Kit and Ace is shuttering its stores in the U.S., Australia and the U.K., limiting sales to its e-commerce site and nine stores in Canada, according to a press release from Hold It All, Inc., the holding company that owns the brand.
The apparel startup, founded in 2014 by Lululemon Athletica founder Chip Wilson’s wife and son, last year suffered two rounds of layoffs at its Vancouver headquarters, in February and again in September.
The performance cashmere apparel brand had been expanding swiftly, but it pared down its store count from 61 to about 40 over the last year.
Chip Wilson, who is listed as the founder of the Hold It All holding company, joined the Kit and Ace team in 2015, when he finally took leave of Lululemon after clashing with its board. At that point, he predicted the apparel company would reach a billion dollars in sales within five years.

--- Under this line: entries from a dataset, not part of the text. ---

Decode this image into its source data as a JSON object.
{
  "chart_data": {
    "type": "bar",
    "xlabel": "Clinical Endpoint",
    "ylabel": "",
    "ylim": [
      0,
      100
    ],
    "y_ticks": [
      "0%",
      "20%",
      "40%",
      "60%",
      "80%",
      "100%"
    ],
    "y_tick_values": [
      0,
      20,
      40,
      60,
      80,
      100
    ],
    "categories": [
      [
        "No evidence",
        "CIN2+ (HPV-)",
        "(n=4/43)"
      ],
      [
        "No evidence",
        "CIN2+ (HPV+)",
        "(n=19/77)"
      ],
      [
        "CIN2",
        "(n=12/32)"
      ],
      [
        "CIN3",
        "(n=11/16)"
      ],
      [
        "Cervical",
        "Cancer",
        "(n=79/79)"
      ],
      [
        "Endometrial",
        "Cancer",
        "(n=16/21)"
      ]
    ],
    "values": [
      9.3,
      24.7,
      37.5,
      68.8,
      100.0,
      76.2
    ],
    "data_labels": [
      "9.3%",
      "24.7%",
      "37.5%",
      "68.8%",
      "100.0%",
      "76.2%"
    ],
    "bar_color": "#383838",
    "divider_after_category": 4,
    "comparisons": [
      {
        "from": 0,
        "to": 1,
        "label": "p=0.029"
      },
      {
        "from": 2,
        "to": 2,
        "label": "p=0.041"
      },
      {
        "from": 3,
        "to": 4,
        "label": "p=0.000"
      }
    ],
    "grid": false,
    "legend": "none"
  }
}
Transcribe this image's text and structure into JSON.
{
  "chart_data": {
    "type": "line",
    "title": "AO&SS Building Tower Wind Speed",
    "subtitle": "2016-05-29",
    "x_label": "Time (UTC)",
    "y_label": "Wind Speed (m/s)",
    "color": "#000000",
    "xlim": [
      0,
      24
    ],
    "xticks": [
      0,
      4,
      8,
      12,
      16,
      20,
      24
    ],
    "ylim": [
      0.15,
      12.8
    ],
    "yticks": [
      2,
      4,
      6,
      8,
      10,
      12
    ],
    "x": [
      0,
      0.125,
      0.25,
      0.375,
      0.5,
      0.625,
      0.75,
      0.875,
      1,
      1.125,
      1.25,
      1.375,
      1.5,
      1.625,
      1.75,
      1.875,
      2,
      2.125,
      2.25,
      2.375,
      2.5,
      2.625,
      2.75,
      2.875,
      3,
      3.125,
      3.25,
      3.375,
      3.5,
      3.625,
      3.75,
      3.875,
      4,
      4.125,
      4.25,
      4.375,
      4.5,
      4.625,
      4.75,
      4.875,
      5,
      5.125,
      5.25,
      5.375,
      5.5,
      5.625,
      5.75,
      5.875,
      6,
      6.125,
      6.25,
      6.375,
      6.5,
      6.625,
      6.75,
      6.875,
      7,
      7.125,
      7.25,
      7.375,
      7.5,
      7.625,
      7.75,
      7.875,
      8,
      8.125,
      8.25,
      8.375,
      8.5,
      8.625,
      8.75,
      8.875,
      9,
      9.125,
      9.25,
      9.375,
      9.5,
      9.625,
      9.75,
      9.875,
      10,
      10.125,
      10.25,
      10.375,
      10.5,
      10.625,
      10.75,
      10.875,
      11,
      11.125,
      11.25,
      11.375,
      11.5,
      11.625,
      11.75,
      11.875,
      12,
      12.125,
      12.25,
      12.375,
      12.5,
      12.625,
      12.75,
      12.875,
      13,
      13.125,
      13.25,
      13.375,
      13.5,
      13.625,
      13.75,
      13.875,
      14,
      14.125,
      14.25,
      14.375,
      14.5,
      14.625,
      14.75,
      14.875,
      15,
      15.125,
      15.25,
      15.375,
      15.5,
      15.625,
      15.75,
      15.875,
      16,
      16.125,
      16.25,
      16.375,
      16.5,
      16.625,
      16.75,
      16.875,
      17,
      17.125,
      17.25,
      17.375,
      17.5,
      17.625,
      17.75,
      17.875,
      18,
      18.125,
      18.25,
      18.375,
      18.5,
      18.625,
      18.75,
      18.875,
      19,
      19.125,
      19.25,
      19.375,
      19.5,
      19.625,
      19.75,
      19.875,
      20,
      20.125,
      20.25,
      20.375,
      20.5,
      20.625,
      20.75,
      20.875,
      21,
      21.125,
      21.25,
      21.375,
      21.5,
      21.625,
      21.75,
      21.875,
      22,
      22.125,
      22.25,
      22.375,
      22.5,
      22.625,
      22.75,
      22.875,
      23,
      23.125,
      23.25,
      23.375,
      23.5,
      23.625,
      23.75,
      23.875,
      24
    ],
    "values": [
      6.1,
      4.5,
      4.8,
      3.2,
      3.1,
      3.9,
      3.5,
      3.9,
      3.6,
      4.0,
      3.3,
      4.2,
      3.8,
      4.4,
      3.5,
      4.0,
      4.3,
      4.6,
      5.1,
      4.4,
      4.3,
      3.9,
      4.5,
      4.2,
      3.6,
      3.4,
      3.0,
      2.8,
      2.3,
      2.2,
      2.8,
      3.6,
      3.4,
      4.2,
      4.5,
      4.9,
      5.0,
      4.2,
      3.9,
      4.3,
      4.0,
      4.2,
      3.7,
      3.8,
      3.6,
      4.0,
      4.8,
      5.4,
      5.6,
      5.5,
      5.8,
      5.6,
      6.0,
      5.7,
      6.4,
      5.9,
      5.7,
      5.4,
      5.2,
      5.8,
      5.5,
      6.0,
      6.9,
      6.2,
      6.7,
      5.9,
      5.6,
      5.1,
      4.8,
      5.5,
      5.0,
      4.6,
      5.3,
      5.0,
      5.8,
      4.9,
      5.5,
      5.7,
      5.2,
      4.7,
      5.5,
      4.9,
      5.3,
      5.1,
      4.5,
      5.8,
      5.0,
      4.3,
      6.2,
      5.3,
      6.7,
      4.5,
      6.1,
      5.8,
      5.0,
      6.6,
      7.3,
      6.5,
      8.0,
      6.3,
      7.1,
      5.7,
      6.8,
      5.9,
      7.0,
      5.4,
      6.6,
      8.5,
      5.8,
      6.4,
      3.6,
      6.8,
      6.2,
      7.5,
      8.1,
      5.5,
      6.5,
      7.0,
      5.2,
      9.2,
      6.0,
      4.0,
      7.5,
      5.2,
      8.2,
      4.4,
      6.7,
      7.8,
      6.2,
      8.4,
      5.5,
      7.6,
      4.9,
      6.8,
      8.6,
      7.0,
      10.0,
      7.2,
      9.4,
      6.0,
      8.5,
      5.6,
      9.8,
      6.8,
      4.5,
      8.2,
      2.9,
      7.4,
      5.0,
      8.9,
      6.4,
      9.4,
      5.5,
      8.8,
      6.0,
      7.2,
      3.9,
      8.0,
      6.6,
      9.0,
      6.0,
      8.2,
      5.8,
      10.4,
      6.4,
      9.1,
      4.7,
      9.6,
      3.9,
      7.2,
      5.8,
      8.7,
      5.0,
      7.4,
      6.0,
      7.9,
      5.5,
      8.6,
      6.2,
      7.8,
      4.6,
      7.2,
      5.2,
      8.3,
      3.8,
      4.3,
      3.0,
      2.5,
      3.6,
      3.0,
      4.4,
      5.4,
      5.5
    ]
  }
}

Reality, however, hasn’t matched Wilson’s optimism. Kit and Ace apparel, which includes Lululemon-like workout wear as well as casual clothing featured in muted tones like black and taupe, are made of a “technical cashmere” developed by Shannon Wilson, formerly Lululemon’s head designer. The fabric had been rejected by Lululemon years ago, but Shannon, with Chip Wilson’s son J.J. Wilson, went forward with garment production via Kit and Ace.
Chip Wilson arguably invented the athleisure trend that boosted Lululemon to popularity, but his touch hasn’t been able to turn things around for Kit and Ace. In his statement on Wednesday, he indicated that the company is changing gears because retail has evolved away from physical stores — not because of flaws with technical cashmere or Kit and Ace.
"We recognize the traditional world of bricks and mortar retailing is changing, which is why we're shifting strategies," he said. "We believe in the business model for Kit and Ace. Going forward, we will be a stronger company.”